At today’s lunch, Schumer gave a presentation confined to the mechanics of a potential Senate trial because articles have not been drafted, the senior Senate aide said.

As a part of Schumer’s presentation, members were shown video clips from the 1999 trial to familiarize themselves with the process, the aide said.

One thing to note: Only seven of the current 47 Senate Democrats were in the Senate during President Bill Clinton's impeachment trial.

4:39 p.m. ET, December 4, 2019

Karlan: Trump used the "royal we" when asking Ukraine for a favor


Professor Pamela Karlan, of Stanford University, said that when Trump asked Ukraine to do "us" a favor, he really meant a personal favor.

Rep.
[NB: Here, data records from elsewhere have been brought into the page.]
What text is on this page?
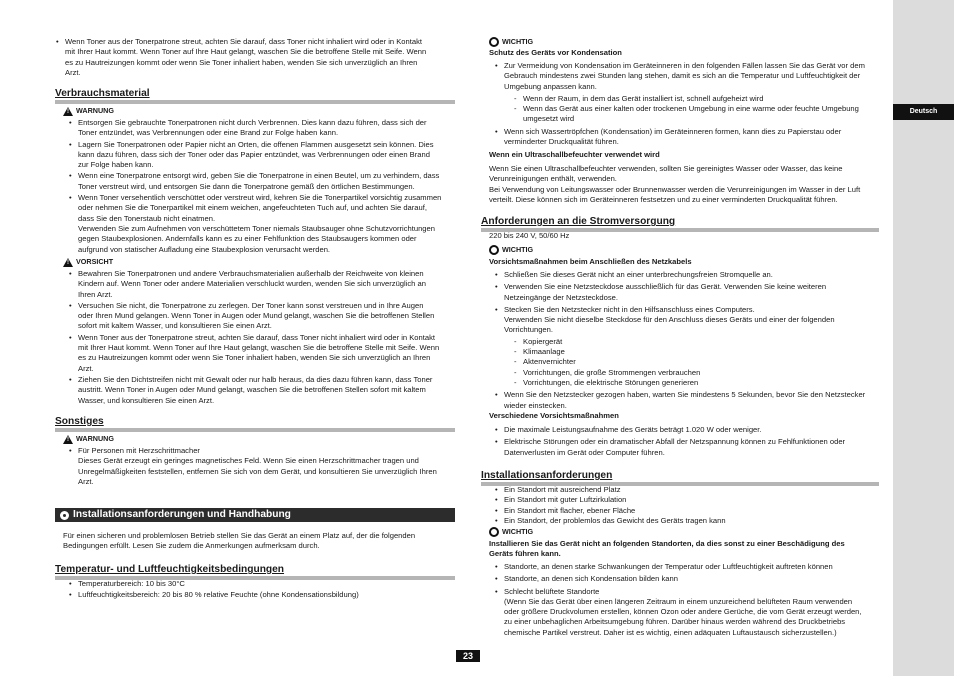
Deutsch
• Wenn Toner aus der Tonerpatrone streut, achten Sie darauf, dass Toner nicht inhaliert wird oder in Kontakt
mit Ihrer Haut kommt. Wenn Toner auf Ihre Haut gelangt, waschen Sie die betroffene Stelle mit Seife. Wenn
es zu Hautreizungen kommt oder wenn Sie Toner inhaliert haben, wenden Sie sich unverzüglich an Ihren
Arzt.
Verbrauchsmaterial
!
WARNUNG
• Entsorgen Sie gebrauchte Tonerpatronen nicht durch Verbrennen. Dies kann dazu führen, dass sich der
Toner entzündet, was Verbrennungen oder eine Brand zur Folge haben kann.
• Lagern Sie Tonerpatronen oder Papier nicht an Orten, die offenen Flammen ausgesetzt sein können. Dies
kann dazu führen, dass sich der Toner oder das Papier entzündet, was Verbrennungen oder einen Brand
zur Folge haben kann.
• Wenn eine Tonerpatrone entsorgt wird, geben Sie die Tonerpatrone in einen Beutel, um zu verhindern, dass
Toner verstreut wird, und entsorgen Sie dann die Tonerpatrone gemäß den örtlichen Bestimmungen.
• Wenn Toner versehentlich verschüttet oder verstreut wird, kehren Sie die Tonerpartikel vorsichtig zusammen
oder nehmen Sie die Tonerpartikel mit einem weichen, angefeuchteten Tuch auf, und achten Sie darauf,
dass Sie den Tonerstaub nicht einatmen.
Verwenden Sie zum Aufnehmen von verschüttetem Toner niemals Staubsauger ohne Schutzvorrichtungen
gegen Staubexplosionen. Andernfalls kann es zu einer Fehlfunktion des Staubsaugers kommen oder
aufgrund von statischer Aufladung eine Staubexplosion verursacht werden.
!
VORSICHT
• Bewahren Sie Tonerpatronen und andere Verbrauchsmaterialien außerhalb der Reichweite von kleinen
Kindern auf. Wenn Toner oder andere Materialien verschluckt wurden, wenden Sie sich unverzüglich an
Ihren Arzt.
• Versuchen Sie nicht, die Tonerpatrone zu zerlegen. Der Toner kann sonst verstreuen und in Ihre Augen
oder Ihren Mund gelangen. Wenn Toner in Augen oder Mund gelangt, waschen Sie die betroffenen Stellen
sofort mit kaltem Wasser, und konsultieren Sie einen Arzt.
• Wenn Toner aus der Tonerpatrone streut, achten Sie darauf, dass Toner nicht inhaliert wird oder in Kontakt
mit Ihrer Haut kommt. Wenn Toner auf Ihre Haut gelangt, waschen Sie die betroffene Stelle mit Seife. Wenn
es zu Hautreizungen kommt oder wenn Sie Toner inhaliert haben, wenden Sie sich unverzüglich an Ihren
Arzt.
• Ziehen Sie den Dichtstreifen nicht mit Gewalt oder nur halb heraus, da dies dazu führen kann, dass Toner
austritt. Wenn Toner in Augen oder Mund gelangt, waschen Sie die betroffenen Stellen sofort mit kaltem
Wasser, und konsultieren Sie einen Arzt.
Sonstiges
!
WARNUNG
• Für Personen mit Herzschrittmacher
Dieses Gerät erzeugt ein geringes magnetisches Feld. Wenn Sie einen Herzschrittmacher tragen und
Unregelmäßigkeiten feststellen, entfernen Sie sich von dem Gerät, und konsultieren Sie unverzüglich Ihren
Arzt.
Installationsanforderungen und Handhabung
Für einen sicheren und problemlosen Betrieb stellen Sie das Gerät an einem Platz auf, der die folgenden
Bedingungen erfüllt. Lesen Sie zudem die Anmerkungen aufmerksam durch.
Temperatur- und Luftfeuchtigkeitsbedingungen
• Temperaturbereich: 10 bis 30°C
• Luftfeuchtigkeitsbereich: 20 bis 80 % relative Feuchte (ohne Kondensationsbildung)
WICHTIG
Schutz des Geräts vor Kondensation
• Zur Vermeidung von Kondensation im Geräteinneren in den folgenden Fällen lassen Sie das Gerät vor dem
Gebrauch mindestens zwei Stunden lang stehen, damit es sich an die Temperatur und Luftfeuchtigkeit der
Umgebung anpassen kann.
- Wenn der Raum, in dem das Gerät installiert ist, schnell aufgeheizt wird
- Wenn das Gerät aus einer kalten oder trockenen Umgebung in eine warme oder feuchte Umgebung
umgesetzt wird
• Wenn sich Wassertröpfchen (Kondensation) im Geräteinneren formen, kann dies zu Papierstau oder
verminderter Druckqualität führen.
Wenn ein Ultraschallbefeuchter verwendet wird
Wenn Sie einen Ultraschallbefeuchter verwenden, sollten Sie gereinigtes Wasser oder Wasser, das keine
Verunreinigungen enthält, verwenden.
Bei Verwendung von Leitungswasser oder Brunnenwasser werden die Verunreinigungen im Wasser in der Luft
verteilt. Diese können sich im Geräteinneren festsetzen und zu einer verminderten Druckqualität führen.
Anforderungen an die Stromversorgung
220 bis 240 V, 50/60 Hz
WICHTIG
Vorsichtsmaßnahmen beim Anschließen des Netzkabels
• Schließen Sie dieses Gerät nicht an einer unterbrechungsfreien Stromquelle an.
• Verwenden Sie eine Netzsteckdose ausschließlich für das Gerät. Verwenden Sie keine weiteren
Netzeingänge der Netzsteckdose.
• Stecken Sie den Netzstecker nicht in den Hilfsanschluss eines Computers.
Verwenden Sie nicht dieselbe Steckdose für den Anschluss dieses Geräts und einer der folgenden
Vorrichtungen.
- Kopiergerät
- Klimaanlage
- Aktenvernichter
- Vorrichtungen, die große Strommengen verbrauchen
- Vorrichtungen, die elektrische Störungen generieren
• Wenn Sie den Netzstecker gezogen haben, warten Sie mindestens 5 Sekunden, bevor Sie den Netzstecker
wieder einstecken.
Verschiedene Vorsichtsmaßnahmen
• Die maximale Leistungsaufnahme des Geräts beträgt 1.020 W oder weniger.
• Elektrische Störungen oder ein dramatischer Abfall der Netzspannung können zu Fehlfunktionen oder
Datenverlusten im Gerät oder Computer führen.
Installationsanforderungen
• Ein Standort mit ausreichend Platz
• Ein Standort mit guter Luftzirkulation
• Ein Standort mit flacher, ebener Fläche
• Ein Standort, der problemlos das Gewicht des Geräts tragen kann
WICHTIG
Installieren Sie das Gerät nicht an folgenden Standorten, da dies sonst zu einer Beschädigung des
Geräts führen kann.
• Standorte, an denen starke Schwankungen der Temperatur oder Luftfeuchtigkeit auftreten können
• Standorte, an denen sich Kondensation bilden kann
• Schlecht belüftete Standorte
(Wenn Sie das Gerät über einen längeren Zeitraum in einem unzureichend belüfteten Raum verwenden
oder größere Druckvolumen erstellen, können Ozon oder andere Gerüche, die vom Gerät erzeugt werden,
zu einer unbehaglichen Arbeitsumgebung führen. Darüber hinaus werden während des Druckbetriebs
chemische Partikel verstreut. Daher ist es wichtig, einen adäquaten Luftaustausch sicherzustellen.)
23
Hakeem Jeffries asked Karlan about the White House's transcript of the July 25 call between President Trump and Ukraine's leader.

"On the July 25 phone call the president uttered five words: 'Do us a favor, though.' He pressured the Ukrainian government to target an American citizen for political gain and simultaneously withheld $391 million in military aid," he said.

That's when Karlan brought up the use of the term "us."

"When the President said 'do us a favor,' he was using the royal we there. It wasn't a favor for the United States. He should have said do me a favor because only kings say 'us' when they mean 'me,'" she said.